Deliveroo, the on-demand delivery service for restaurant food, has begun investing in its own kitchen space, as a means to help solve the supply-side problem and expand the offering.
Dubbed RooBox, the startup has launched an off-site kitchen initiative that is bringing restaurant brands to areas of London that have a large residential population but are currently underserved in terms of available restaurants via the Deliveroo app (or otherwise).
The idea, Deliveroo co-founder Will Shu tells me, is to help the service expand to more areas (specifically those where supply isn’t currently meeting demand) and sees the company making the up front capital investment of each so-called RooBox but declined to offer any further details of the commercial contracts its signed with participating restaurants.

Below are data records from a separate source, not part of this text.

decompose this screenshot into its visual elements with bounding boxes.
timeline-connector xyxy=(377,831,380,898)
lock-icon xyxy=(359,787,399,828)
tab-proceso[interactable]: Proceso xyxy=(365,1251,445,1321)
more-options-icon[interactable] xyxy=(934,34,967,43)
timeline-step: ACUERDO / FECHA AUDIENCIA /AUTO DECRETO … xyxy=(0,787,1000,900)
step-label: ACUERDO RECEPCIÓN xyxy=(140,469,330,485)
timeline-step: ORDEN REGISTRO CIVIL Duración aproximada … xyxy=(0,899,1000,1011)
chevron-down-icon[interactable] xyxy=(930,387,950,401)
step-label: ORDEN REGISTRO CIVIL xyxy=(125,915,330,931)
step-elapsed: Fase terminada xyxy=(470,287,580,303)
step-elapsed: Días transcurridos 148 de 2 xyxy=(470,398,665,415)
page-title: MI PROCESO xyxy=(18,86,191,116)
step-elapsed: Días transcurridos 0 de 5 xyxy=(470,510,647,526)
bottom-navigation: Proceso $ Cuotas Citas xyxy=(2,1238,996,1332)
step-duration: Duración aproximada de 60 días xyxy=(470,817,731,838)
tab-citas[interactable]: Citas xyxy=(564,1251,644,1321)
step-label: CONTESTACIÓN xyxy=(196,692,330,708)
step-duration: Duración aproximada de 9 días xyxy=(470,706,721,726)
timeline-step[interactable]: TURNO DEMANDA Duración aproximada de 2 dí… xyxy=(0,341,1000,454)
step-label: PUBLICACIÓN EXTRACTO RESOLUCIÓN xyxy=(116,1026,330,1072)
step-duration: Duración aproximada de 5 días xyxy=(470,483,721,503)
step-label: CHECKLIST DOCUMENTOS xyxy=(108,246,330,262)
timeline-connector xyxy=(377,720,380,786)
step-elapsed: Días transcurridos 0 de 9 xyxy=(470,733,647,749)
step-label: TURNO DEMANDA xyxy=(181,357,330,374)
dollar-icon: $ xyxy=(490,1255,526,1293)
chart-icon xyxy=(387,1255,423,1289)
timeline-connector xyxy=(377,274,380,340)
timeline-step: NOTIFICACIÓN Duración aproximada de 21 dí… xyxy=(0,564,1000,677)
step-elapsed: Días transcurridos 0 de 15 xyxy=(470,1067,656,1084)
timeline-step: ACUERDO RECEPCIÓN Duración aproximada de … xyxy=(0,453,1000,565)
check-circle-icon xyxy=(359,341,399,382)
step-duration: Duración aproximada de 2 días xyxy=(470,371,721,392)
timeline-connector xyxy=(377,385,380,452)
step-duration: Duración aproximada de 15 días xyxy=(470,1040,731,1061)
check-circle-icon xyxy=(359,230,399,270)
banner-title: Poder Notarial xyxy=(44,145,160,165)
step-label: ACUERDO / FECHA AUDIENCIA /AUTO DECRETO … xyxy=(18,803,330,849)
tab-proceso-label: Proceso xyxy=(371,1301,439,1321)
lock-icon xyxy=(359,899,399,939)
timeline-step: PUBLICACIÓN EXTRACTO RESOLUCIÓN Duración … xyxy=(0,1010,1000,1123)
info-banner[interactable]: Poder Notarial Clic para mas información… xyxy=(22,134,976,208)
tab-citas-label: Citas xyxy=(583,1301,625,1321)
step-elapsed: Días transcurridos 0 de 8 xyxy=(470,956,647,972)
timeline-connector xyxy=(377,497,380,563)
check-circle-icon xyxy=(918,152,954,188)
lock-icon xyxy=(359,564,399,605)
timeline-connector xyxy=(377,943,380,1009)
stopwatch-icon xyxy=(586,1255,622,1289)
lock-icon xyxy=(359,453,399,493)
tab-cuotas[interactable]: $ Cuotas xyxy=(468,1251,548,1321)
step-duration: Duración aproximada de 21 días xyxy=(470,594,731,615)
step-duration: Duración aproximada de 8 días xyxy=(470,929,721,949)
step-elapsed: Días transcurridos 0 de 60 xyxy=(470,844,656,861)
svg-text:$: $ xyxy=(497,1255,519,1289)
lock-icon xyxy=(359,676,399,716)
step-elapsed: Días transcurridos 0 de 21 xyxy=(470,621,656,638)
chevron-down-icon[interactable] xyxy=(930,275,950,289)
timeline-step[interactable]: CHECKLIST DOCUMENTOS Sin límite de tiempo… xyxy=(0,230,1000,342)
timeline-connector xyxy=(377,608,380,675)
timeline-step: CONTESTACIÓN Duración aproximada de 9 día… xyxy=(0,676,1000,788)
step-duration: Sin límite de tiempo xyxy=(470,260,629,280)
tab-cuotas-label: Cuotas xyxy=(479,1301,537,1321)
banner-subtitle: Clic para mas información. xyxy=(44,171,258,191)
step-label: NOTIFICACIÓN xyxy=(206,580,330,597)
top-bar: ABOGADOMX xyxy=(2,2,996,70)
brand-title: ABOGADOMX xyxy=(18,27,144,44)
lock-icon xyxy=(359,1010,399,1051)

The draw for restaurants participating, however, is certainly to lower the risk and commitment normally required for them to begin offering delivery in a new area of the city. Deliveroo can’t expand without restaurant supply and now it’s telling restaurants it will not only bring the customers but can also supply the kitchens.
At launch, which I’d heard actually happened some months ago, Deliveroo is providing equipped kitchens to Tommi’s Burger Joint and Yoobi Sushi. I also understand that currently each RooBox is being used by a single restaurant brand only.
However, it’s easy to see how, should the model prove effective, the company could build out much larger kitchens that house multiple restaurant brands, which would undoubtedly help streamline the model further. There are obvious logistics advantages to centralised kitchens where the sole way of getting orders out the door would be Deliveroo.
That said, Shu was keen to stress that, at least for the time being, this is really about better customer service and expanding to more locations within a city. (Deliveroo still isn’t available in my area of London, which I hope Shu is becoming tired of hearing.)
“Deliveroo’s on a mission to transform takeaway, and RooBox is an exciting step towards that,” he says in a statement. “Not only will this expand the options available to customers in areas of limited restaurant supply, but it also helps our partner restaurants expand to new areas at low risk.”
It also means the startup, which is backed to the tune of $200 million, is able to stick to its hyperlocal delivery zones — a 2km radius, apparently — rather than risk food arriving cold or not expanding into a particular area where there is a large residential population but not the types of “quality” restaurants that fit with the Deliveroo positioning (hello Just Eat, Hungryhouse et. al).